Supporters also say the library fosters literacy and educational success for kids through preschool story time and the summer reading program.
According to Oregon State Librarian MaryKay Dahlgreen, libraries provide economic benefits, too.
“Businesses tend to want to build in communities with good infrastructure, including libraries,” she said.
Libraries also have intrinsic value, Heilman said.
“They are an important part of who we are, keeping urbanity, culture and beauty for its own sake from passing away,” he said.
Heilman paints the alternative — the failure of the library district and the possibility they shut down for good — in stark contrast.
“Without libraries I would expect our already high adult functional illiteracy rate to increase and our already high school dropout and teen pregnancy rates as well. As a result of those factors and an increased difficulty in business recruiting...poverty and crime rates will likely go up as well,” he said.
There are some hidden costs in the library district proposal. Most properties in Roseburg, Winston and Reedsport are already at the $10 per thousand tax cap on non-school property taxes set by Measure 5. That means passing a new tax there puts those properties into compression. Under compression, each taxing district on that property — such as a city government or a fire district — has to take a proportionately reduced piece of the tax pie. Each district gets something, but it’s not as much as the full tax rate.
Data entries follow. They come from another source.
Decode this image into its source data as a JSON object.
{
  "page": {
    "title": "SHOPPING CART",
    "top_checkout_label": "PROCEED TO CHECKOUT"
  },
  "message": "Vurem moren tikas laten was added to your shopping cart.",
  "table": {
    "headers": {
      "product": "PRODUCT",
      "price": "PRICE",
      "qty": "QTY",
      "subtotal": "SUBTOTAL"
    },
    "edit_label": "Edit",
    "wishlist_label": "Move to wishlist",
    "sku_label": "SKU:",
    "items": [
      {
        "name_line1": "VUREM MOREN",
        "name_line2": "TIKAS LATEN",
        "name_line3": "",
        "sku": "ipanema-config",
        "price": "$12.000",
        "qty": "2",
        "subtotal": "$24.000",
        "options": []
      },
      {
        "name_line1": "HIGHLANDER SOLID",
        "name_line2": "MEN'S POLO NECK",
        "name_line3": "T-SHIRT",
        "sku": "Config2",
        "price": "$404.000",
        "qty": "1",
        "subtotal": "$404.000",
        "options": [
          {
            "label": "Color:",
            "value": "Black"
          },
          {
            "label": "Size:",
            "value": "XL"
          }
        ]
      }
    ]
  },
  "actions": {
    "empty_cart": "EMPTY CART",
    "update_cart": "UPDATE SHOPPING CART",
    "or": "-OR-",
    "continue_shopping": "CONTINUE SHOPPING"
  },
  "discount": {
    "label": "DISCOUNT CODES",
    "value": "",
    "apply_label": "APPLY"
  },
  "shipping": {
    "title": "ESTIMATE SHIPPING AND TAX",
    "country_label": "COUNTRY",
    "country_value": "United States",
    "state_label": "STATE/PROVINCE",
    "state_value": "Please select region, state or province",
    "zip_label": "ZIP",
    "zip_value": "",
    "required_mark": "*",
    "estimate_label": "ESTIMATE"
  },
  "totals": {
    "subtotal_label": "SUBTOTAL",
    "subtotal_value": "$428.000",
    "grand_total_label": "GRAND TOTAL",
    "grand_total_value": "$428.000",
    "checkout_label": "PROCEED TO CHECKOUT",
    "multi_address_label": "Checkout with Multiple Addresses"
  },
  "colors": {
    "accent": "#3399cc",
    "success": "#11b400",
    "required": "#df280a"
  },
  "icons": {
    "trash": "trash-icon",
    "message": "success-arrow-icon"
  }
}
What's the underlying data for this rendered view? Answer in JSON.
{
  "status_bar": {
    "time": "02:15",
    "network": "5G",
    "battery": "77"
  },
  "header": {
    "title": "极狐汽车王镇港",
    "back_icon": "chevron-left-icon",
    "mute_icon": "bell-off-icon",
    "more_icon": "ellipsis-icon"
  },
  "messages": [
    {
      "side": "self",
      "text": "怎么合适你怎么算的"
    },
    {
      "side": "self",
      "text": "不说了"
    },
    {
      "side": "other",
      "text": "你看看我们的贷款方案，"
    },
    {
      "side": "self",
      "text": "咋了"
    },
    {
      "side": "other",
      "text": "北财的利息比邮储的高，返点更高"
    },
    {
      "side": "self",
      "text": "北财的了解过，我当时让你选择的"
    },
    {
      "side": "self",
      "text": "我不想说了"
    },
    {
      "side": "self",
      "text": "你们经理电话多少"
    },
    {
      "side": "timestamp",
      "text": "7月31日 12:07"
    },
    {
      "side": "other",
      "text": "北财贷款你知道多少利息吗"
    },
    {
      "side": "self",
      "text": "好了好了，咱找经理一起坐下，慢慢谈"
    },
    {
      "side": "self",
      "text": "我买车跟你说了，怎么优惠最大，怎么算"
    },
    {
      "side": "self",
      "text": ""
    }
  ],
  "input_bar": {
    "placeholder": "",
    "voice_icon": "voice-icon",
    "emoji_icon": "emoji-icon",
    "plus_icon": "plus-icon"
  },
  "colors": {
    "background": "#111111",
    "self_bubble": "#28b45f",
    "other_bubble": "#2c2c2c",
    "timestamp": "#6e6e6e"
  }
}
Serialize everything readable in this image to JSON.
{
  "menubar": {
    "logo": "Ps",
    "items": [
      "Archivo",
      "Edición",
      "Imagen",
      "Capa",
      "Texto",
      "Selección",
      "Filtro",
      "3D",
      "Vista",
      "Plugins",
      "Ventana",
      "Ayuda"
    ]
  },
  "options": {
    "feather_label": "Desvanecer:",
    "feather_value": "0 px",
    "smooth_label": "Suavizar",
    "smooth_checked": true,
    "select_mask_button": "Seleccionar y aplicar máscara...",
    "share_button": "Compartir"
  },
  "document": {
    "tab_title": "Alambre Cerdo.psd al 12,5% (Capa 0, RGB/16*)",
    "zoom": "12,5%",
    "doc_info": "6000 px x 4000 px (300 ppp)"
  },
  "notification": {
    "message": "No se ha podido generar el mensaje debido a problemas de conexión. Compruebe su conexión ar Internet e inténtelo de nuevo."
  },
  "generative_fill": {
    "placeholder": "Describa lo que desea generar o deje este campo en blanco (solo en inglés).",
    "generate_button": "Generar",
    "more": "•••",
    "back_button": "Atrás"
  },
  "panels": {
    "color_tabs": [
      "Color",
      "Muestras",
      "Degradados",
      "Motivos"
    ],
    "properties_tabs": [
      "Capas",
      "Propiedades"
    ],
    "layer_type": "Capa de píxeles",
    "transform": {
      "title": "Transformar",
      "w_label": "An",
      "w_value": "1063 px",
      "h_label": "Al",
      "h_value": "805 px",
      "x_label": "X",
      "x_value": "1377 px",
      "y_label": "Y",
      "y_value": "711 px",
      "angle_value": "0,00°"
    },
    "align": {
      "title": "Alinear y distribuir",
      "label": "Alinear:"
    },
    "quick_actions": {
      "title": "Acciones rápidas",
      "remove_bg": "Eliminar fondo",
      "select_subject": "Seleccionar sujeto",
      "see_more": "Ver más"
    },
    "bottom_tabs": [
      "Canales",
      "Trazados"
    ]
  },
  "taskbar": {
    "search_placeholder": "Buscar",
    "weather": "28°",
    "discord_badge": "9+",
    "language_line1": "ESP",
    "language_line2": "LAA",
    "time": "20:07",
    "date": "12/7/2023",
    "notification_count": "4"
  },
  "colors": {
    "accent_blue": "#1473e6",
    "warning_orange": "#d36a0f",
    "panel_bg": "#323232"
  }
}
That means a loss of revenue, and that’s particularly pronounced in Roseburg, where the loss to city government alone is estimated to be between $300,000 and $600,000. And that’s going to mean some city services have to be cut back to make way for the library.
It also means taxpayers in some districts would contribute less money to the library than others. Heilman estimates property owners in compression would pay around 38 cents per thousand, six cents less than those in the rest of the county.
“Should those 38 pennies go to city or county government? Should some part of those $10 be dedicated to preserving our libraries? The voters must choose,” Heilman said.